Robert Marshall’s K2: Lies and Treachery is concerned with a single K2 expedition, the Italian ascent in 1954, when Achille Compagnoni and Lino Lacedelli became the first persons to stand on the summit. What happened high on K2 the last two days of July stirred up a bitter controversy lasting over five decades. At the center of the storm was Walter Bonatti, in Ed Viesturs estimation “one of the most phenomenally gifted climbers of all time.” The trouble started with a selfless act of Bonatti and his Hunza companion, Mahdi, that made success possible. They carried up two 42-pound loads of bottled oxygen 2,300 feet to where it had been agreed the two summit climbers would place their highest camp. But when Compagnoni and Lacedelli moved the campsite just far enough away to prevent Bonatti from reaching it, he and Mahdi were forced to endure an open bivouac at 26,568 feet before descending the next morning. Both men survived the bitterly cold night, Bonatti remarkably unscathed but Mahdi with severely frostbitten extremities.

Then the lies started, with Compagnoni’s dubious claim that he and Lacedelli had run out of oxygen 650 feet below the summit because Bonatti had used the precious gas during his bivouac, intending to go to the summit himself.
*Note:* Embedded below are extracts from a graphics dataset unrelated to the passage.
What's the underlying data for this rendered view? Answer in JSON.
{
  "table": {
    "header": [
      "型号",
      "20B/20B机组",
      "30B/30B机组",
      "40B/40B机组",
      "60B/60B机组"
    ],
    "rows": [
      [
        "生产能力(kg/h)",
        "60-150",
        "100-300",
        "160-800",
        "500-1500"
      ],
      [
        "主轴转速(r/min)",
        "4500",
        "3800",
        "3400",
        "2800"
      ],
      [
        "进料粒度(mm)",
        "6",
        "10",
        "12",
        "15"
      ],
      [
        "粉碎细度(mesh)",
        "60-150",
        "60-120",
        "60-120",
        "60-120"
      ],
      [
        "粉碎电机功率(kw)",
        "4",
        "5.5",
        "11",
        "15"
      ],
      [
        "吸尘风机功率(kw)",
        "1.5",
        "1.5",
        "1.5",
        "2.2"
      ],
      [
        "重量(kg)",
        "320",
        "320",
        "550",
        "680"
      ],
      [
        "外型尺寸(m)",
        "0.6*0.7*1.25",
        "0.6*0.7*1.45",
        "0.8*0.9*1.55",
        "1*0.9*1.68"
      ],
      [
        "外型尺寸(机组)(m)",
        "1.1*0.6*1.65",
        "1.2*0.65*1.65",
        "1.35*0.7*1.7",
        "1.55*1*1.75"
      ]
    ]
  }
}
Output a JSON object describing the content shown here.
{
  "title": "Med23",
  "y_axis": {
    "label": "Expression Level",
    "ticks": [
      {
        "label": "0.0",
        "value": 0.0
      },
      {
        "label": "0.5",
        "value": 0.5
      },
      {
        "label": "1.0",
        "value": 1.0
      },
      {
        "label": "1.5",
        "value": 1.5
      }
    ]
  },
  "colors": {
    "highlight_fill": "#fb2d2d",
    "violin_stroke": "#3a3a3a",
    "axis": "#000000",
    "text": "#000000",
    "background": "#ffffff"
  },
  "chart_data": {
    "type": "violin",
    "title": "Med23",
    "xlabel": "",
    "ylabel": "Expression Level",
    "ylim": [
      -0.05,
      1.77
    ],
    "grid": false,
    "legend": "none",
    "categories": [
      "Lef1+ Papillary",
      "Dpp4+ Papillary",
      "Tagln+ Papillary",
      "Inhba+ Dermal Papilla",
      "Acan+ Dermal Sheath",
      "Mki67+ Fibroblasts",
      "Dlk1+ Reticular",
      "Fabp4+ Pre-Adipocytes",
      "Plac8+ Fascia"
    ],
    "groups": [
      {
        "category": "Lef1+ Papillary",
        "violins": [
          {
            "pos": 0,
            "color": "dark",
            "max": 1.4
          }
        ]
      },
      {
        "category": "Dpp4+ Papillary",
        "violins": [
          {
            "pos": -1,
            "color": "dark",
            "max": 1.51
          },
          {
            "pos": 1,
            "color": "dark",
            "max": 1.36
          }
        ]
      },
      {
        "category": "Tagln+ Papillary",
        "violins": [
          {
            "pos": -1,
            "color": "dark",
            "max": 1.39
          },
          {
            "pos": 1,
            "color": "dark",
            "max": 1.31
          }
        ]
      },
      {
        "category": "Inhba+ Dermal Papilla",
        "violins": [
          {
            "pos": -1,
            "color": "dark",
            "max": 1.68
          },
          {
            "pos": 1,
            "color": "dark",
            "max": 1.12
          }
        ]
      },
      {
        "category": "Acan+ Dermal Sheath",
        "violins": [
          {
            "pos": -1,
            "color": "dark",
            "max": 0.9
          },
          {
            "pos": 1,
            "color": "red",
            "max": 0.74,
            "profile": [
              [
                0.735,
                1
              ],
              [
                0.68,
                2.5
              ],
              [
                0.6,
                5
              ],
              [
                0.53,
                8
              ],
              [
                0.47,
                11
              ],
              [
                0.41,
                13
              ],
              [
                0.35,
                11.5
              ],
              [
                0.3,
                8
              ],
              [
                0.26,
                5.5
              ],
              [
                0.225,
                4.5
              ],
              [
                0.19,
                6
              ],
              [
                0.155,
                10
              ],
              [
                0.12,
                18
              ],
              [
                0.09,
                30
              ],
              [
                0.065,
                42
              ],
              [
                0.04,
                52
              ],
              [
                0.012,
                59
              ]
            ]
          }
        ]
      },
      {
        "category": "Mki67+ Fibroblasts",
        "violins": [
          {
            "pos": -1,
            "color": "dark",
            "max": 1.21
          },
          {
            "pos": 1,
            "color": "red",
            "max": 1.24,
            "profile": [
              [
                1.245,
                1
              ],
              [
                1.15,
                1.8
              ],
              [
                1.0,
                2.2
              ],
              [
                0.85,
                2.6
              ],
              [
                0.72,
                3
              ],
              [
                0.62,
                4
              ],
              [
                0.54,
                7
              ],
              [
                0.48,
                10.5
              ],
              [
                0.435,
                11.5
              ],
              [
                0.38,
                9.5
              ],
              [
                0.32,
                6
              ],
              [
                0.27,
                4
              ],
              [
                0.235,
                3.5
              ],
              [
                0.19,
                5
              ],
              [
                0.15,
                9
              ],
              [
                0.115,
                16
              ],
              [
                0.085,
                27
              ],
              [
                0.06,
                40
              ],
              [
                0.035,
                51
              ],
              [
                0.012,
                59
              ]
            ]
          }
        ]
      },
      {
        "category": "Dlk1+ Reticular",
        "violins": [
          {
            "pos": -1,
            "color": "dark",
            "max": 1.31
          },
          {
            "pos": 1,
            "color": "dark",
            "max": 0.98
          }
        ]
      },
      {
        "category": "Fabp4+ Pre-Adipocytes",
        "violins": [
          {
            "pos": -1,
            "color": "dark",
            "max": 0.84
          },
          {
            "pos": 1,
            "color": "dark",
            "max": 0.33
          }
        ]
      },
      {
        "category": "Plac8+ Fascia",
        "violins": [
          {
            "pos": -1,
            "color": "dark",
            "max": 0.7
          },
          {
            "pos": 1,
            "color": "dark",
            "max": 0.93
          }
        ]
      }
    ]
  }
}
In leader Ardito Desio’s official account, the summit pair are described as yelling to Bonatti to “leave the masks” with the oxygen bottles, falsely asserting that this vital equipment was in Bonatti’s possession, when in fact Compagnoni and Lacedelli had them. They also falsely claimed an earlier start time to fit the bogus oxygenless finish to the climb. Bonatti became the sacrificial victim of what amounted to a cover-up to assuage the consternation of Pakistani authorities about the permanent injuries Mahdi suffered. With astonishing dedication, Bonatti spent the next 50 years clearing his name and establishing the facts, finally officially accepted in 2007 by the CAI (Club Alpino Italiano).

This long battle was mostly fought alone, but Bonatti was fortunate that Marshall, an Australian surgeon who had never climbed a mountain, took up his cause. Marshall became so proficient in Italian that he was able to produce a better English translation of Bonatti s two prior autobiographical volumes and combine them, in 2001, as The Mountains of My Life, adding an important new section on Bonatti’s writings in response to the attack on his character. It was Marshalls careful analysis of photos of Compagnoni and Lacedelli on the summit that buttressed Bonatti’s contention that the pair had lied not only about their oxygen running out below the summit but also their placement of the highest camp and the start time for the summit. In this book, Marshall brings the story up to date with an exhaustive, comprehensive account, including the remarkable denouement.

After maintaining silence for all those years, Lacedelli startlingly revealed his own version in 2004 (published in English as K2: The Price of Conquest, 2006). Although he still claimed that the oxygen had run out below the summit, he conceded this had happened at a point above which “the climb was less steep,” much higher than where he and Compagnoni had always claimed. This is a significant admission, because the final slope becomes less steep only after the low-angle summit ridge is attained, a few easy steps from the top. Aside from the oxygen issue, Lacedelli—unlike Compagnoni, who went to his grave in 2009 still proclaiming his innocence (Lacedelli also died last year)—confirmed Bonatti’s account in all respects. As inexcusably late as it came, no longer was it one persons word against another. If this sounds like an arcane debate, it is not. It is much more, something that goes to the very core of mountaineering. Walter Bonatti should—and will—be remembered as much for his unyielding commitment to historic truth as his unparalleled genius as a climber.